Studying the influence of enflurane, isoflurane, and sevoflurane on the DPPC lipid bilayer using the analysis of variance and parallel factor analysis

The optimization of anesthetic dosage requires a clear understanding of the exact mechanism of an anesthetic action. To date, it is still not clear whether the mechanism involves the direct binding of the anesthetic molecule to the transmembrane protein or is based on the indirect influence of the protein activity throughout the perturbation of membrane lipids. The aim of this study was to clarify the mechanism of the anesthetic action of enflurane, isoflurane, and sevoflurane, which are preferred inhalation anesthetics in modern surgery due to their low toxicity and high lipid solubility.

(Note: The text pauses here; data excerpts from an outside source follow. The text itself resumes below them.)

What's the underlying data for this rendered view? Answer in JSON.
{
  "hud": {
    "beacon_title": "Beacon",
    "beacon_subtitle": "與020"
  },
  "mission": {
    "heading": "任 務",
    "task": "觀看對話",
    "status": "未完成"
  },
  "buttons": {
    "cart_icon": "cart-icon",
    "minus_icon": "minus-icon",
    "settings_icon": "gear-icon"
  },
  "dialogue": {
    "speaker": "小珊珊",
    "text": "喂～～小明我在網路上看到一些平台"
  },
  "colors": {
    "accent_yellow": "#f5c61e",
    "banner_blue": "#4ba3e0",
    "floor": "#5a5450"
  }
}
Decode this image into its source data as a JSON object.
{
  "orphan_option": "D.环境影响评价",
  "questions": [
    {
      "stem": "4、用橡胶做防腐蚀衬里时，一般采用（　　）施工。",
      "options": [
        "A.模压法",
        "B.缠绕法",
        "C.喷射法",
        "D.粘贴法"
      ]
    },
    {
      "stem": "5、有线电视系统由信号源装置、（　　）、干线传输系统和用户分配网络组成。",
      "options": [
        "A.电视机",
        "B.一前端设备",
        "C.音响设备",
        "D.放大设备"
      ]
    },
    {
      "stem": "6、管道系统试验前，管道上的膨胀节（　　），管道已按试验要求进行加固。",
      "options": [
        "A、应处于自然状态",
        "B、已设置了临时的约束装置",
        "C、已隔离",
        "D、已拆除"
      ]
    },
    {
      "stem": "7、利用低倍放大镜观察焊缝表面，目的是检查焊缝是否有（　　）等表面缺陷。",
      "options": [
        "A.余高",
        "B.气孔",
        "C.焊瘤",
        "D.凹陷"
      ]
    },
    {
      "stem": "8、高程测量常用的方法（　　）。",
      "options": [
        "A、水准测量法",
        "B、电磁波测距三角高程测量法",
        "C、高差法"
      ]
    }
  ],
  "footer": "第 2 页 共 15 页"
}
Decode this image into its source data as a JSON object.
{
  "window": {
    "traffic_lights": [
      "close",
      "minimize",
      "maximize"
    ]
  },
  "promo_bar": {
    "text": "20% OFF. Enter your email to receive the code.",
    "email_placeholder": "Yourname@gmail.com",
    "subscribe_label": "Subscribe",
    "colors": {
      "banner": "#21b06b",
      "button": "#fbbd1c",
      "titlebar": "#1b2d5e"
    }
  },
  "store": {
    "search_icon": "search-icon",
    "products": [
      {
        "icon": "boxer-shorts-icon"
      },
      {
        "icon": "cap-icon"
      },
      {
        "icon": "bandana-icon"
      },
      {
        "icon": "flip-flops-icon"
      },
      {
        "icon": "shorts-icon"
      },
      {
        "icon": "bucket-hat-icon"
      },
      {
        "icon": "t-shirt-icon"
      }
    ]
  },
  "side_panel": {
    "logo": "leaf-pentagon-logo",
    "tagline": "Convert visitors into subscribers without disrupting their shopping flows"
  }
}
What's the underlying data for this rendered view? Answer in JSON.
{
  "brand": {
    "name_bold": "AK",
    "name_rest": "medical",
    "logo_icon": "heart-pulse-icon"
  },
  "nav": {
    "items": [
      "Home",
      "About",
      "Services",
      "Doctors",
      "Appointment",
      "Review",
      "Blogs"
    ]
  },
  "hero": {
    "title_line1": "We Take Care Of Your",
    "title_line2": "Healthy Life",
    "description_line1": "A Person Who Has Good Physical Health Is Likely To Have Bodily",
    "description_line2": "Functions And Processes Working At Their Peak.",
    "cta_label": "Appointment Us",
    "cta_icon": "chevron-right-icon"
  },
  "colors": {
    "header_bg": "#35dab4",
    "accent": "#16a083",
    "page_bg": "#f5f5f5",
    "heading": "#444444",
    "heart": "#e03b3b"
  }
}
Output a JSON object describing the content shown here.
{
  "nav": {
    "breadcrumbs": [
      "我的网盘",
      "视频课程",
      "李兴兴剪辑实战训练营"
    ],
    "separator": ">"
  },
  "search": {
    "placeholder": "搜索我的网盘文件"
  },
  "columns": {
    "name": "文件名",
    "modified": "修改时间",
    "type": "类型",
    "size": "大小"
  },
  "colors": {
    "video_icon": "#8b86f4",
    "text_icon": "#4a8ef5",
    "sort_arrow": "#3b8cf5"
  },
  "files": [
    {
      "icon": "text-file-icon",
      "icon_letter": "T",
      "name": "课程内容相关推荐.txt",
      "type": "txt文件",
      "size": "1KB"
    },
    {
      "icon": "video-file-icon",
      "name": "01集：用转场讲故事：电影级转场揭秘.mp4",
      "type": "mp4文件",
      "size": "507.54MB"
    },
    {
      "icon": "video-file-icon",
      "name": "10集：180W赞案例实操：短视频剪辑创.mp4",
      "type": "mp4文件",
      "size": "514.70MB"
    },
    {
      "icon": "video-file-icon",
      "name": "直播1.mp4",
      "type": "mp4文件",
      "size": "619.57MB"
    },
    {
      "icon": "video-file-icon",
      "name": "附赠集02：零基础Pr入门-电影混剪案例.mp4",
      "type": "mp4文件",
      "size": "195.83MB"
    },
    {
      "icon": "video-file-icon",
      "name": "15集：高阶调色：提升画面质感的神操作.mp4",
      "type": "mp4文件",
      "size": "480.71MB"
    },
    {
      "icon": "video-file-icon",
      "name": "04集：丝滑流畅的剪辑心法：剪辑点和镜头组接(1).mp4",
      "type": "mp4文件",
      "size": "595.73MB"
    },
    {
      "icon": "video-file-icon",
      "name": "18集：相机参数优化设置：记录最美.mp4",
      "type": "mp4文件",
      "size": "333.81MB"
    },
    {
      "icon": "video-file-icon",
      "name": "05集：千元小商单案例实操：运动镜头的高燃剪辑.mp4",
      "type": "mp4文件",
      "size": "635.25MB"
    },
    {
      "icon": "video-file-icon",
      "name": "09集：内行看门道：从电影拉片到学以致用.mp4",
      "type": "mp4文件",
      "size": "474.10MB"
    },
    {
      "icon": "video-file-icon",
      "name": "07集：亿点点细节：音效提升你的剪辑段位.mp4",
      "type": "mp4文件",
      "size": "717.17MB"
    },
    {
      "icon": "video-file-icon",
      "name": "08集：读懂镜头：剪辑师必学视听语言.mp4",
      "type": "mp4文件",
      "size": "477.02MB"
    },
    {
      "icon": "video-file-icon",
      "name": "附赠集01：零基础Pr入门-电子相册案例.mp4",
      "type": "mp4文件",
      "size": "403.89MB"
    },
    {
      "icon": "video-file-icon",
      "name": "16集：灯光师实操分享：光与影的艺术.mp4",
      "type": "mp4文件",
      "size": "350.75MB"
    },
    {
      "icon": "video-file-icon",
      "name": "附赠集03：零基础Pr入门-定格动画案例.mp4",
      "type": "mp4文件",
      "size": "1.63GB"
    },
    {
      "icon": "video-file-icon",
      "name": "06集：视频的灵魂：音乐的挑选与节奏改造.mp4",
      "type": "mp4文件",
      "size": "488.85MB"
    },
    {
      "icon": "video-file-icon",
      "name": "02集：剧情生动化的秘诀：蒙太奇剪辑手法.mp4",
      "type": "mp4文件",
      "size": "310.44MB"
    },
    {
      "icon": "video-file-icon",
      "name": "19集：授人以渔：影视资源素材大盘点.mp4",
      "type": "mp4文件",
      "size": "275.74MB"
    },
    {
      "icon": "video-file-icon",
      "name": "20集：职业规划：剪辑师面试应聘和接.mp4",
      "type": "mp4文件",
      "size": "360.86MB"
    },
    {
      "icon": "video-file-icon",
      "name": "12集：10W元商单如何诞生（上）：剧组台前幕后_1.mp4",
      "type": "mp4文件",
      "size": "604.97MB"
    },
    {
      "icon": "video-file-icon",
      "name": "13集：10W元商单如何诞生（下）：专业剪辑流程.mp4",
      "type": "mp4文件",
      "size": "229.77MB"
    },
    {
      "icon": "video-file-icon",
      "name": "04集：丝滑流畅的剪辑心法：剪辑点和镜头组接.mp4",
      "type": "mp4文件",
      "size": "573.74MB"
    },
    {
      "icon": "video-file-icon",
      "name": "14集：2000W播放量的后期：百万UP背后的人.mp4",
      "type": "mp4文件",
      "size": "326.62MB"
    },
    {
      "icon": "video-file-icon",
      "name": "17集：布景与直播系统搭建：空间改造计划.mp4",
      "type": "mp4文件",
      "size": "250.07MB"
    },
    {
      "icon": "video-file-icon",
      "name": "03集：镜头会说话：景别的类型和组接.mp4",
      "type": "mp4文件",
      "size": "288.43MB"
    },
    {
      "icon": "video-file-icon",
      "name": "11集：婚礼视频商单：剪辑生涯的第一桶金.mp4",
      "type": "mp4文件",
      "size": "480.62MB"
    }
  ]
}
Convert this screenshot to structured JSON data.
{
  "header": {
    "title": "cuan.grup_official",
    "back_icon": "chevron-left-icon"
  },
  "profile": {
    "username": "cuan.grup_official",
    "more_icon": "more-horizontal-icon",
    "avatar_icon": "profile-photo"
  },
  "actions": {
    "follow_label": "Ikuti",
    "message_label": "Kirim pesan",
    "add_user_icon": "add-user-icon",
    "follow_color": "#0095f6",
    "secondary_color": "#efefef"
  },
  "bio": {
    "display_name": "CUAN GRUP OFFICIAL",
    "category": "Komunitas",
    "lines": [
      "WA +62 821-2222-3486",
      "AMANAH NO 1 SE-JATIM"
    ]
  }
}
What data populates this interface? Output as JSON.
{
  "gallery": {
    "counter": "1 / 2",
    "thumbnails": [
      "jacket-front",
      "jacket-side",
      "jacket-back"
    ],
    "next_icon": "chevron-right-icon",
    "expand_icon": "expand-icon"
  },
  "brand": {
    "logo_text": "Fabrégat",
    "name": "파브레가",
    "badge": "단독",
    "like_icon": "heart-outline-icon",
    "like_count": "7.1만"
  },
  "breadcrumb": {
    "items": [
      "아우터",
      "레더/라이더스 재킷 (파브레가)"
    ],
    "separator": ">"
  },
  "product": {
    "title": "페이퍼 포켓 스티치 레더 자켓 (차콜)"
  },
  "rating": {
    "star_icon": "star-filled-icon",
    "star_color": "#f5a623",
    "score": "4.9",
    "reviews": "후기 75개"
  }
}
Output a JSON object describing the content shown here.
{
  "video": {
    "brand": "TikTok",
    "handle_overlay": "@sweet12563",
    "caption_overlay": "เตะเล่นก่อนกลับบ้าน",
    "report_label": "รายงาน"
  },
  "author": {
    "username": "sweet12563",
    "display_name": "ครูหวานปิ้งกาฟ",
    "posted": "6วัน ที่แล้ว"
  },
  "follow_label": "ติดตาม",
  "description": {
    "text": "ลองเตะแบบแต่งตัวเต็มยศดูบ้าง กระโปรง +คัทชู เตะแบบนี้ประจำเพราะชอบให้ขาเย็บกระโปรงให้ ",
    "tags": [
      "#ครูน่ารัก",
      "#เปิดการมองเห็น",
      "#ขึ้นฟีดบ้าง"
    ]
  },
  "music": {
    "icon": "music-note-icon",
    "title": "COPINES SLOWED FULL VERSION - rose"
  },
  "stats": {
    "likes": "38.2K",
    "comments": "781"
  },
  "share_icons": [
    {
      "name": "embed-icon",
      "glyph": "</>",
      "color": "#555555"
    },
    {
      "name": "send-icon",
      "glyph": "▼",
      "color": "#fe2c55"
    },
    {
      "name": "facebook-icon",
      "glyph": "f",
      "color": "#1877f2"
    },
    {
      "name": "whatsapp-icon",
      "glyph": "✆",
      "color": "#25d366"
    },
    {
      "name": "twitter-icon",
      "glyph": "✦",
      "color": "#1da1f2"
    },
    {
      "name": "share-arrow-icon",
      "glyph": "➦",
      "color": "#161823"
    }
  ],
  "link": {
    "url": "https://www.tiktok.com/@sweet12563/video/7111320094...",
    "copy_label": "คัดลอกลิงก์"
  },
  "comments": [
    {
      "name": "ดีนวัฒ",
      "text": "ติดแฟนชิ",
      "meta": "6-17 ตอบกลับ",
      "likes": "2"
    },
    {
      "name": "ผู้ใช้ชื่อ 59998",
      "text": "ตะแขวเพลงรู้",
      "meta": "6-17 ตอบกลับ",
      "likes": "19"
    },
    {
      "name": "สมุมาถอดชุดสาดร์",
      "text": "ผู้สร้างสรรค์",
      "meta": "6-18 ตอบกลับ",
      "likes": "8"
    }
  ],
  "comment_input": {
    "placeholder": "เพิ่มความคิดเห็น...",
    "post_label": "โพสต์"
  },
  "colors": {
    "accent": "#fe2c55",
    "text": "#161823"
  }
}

For this purpose, the influence of different concentrations of enflurane, isoflurane, and sevoflurane on the structural modification of the lipid membrane at various temperatures was studied using fluorescent probe spectroscopy. The resulting experimental multi-way excitation-emission data organized as temperatures × excitation wavelengths × emission wavelengths × anesthetic concentrations × type of anesthetic was explored and interpreted with a methodology combining analysis of variance (ANOVA) and parallel factor analysis (PARAFAC), which is in agreement with the underlying design of the experiment. The results suggest an indirect mechanism of action for all three anesthetics. Specifically, the strongest liquidizing effect is characteristic for sevoflurane thus indicating the weaker anesthetic action. Furthermore, the 'temperature × anesthetic' interaction factor is statistically insignificant, which confirms that the formation of an interdigitated phase does not depend on temperature. A transition from the gel-to-liquid-crystalline phase is observed due to the incorporation of sevoflurane into the bilayer, while the transition from an interdigitated to liquid-crystalline phase is due to the influence of enflurane and isoflurane on the bilayer.